Symphony No. 1 in D Major, Op. 25 “Classical”
b. Sontsovka, Ukraine / April 27, 1891; d. Moscow, Russia / March 5, 1953
One of the teachers with whom Prokofiev most enjoyed studying at the St. Petersburg Conservatory was Nikolay Tcherepnin. “Thanks to him I found myself acquiring a taste for Haydn and Mozart,” he wrote. “It was because of this that I conceived the Classical Symphony, although that was five or six years later.”
He composed it between 1916 and 1917. “It seemed to me that had Haydn lived in our day he would have retained his own style while accepting something of the new at the same time,” he wrote. “That was the kind of symphony I wanted to write: a symphony in the classical style. And when I saw that my idea was beginning to work, I called it the Classical Symphony: in the first place because it was simpler, and secondly for the fun of it, to ‘tease the geese,’ and in the secret hope that I would prove to be right if the symphony really did achieve the status of a classic.” He conducted the premiere in Petrograd on April 21, 1918, launching what has become, as he hoped, one of his most beloved and frequently performed works.
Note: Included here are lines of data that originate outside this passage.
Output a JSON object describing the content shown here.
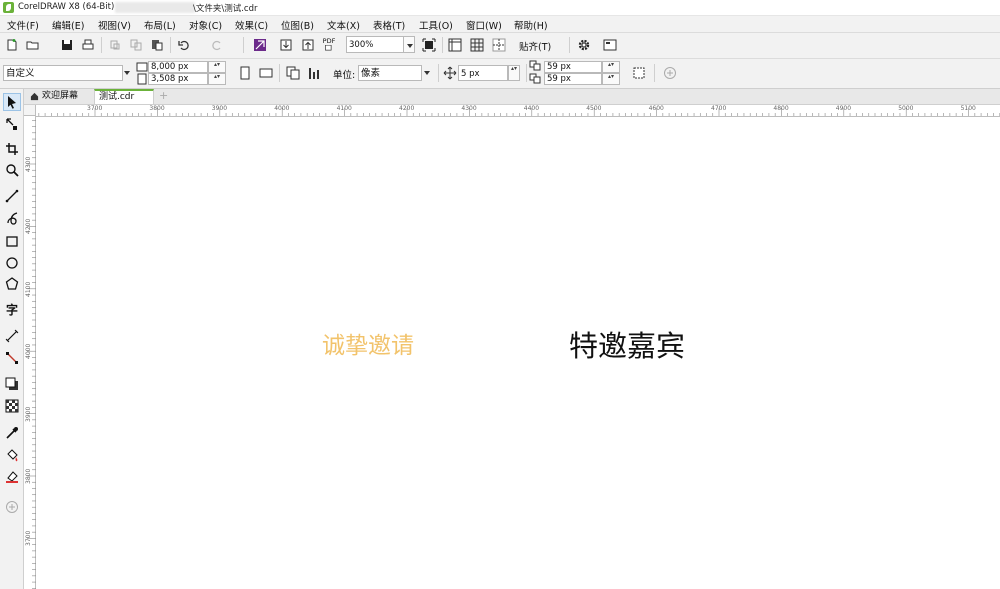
{
  "titlebar": {
    "title": "CorelDRAW X8 (64-Bit) -",
    "path_suffix": "\\文件夹\\测试.cdr"
  },
  "menu": [
    "文件(F)",
    "编辑(E)",
    "视图(V)",
    "布局(L)",
    "对象(C)",
    "效果(C)",
    "位图(B)",
    "文本(X)",
    "表格(T)",
    "工具(O)",
    "窗口(W)",
    "帮助(H)"
  ],
  "toolbar": {
    "pdf_label": "PDF",
    "zoom": "300%",
    "snap_label": "贴齐(T)"
  },
  "propertybar": {
    "page_preset": "自定义",
    "width": "8,000 px",
    "height": "3,508 px",
    "units_label": "单位:",
    "units_value": "像素",
    "nudge": "5 px",
    "dup_x": "59 px",
    "dup_y": "59 px"
  },
  "tabs": {
    "welcome": "欢迎屏幕",
    "document": "测试.cdr"
  },
  "ruler_h": [
    "3700",
    "3800",
    "3900",
    "4000",
    "4100",
    "4200",
    "4300",
    "4400",
    "4500",
    "4600",
    "4700",
    "4800",
    "4900",
    "5000",
    "5100"
  ],
  "ruler_v": [
    "4300",
    "4200",
    "4100",
    "4000",
    "3900",
    "3800",
    "3700"
  ],
  "canvas": {
    "text1": "诚挚邀请",
    "text1_color": "#f2c36b",
    "text2": "特邀嘉宾",
    "text2_color": "#111111"
  },
  "colors": {
    "accent": "#6bb23a",
    "chrome": "#f2f2f2"
  }
}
The first movement opens with a flourish and a pert, cheeky theme. The second subject, appearing on the violins, is equally saucy and impudent, underpinned by poker-faced bassoon commentary. A dreamy slow movement follows. At a gentle walking pace, the first violins sing the sweet, restful main theme, bedecked with bird-like, rococo-style trills.
Prokofiev poked gentle fun at aristocratic figures in powdered wigs in the brief, pungent gavotte (a dance dating back to the baroque period). At the close it fades gently away to end pizzicato and pianissimo. The symphony wraps up with a joyful, breakneck finale, filled to the brim with demanding writing for the entire orchestra.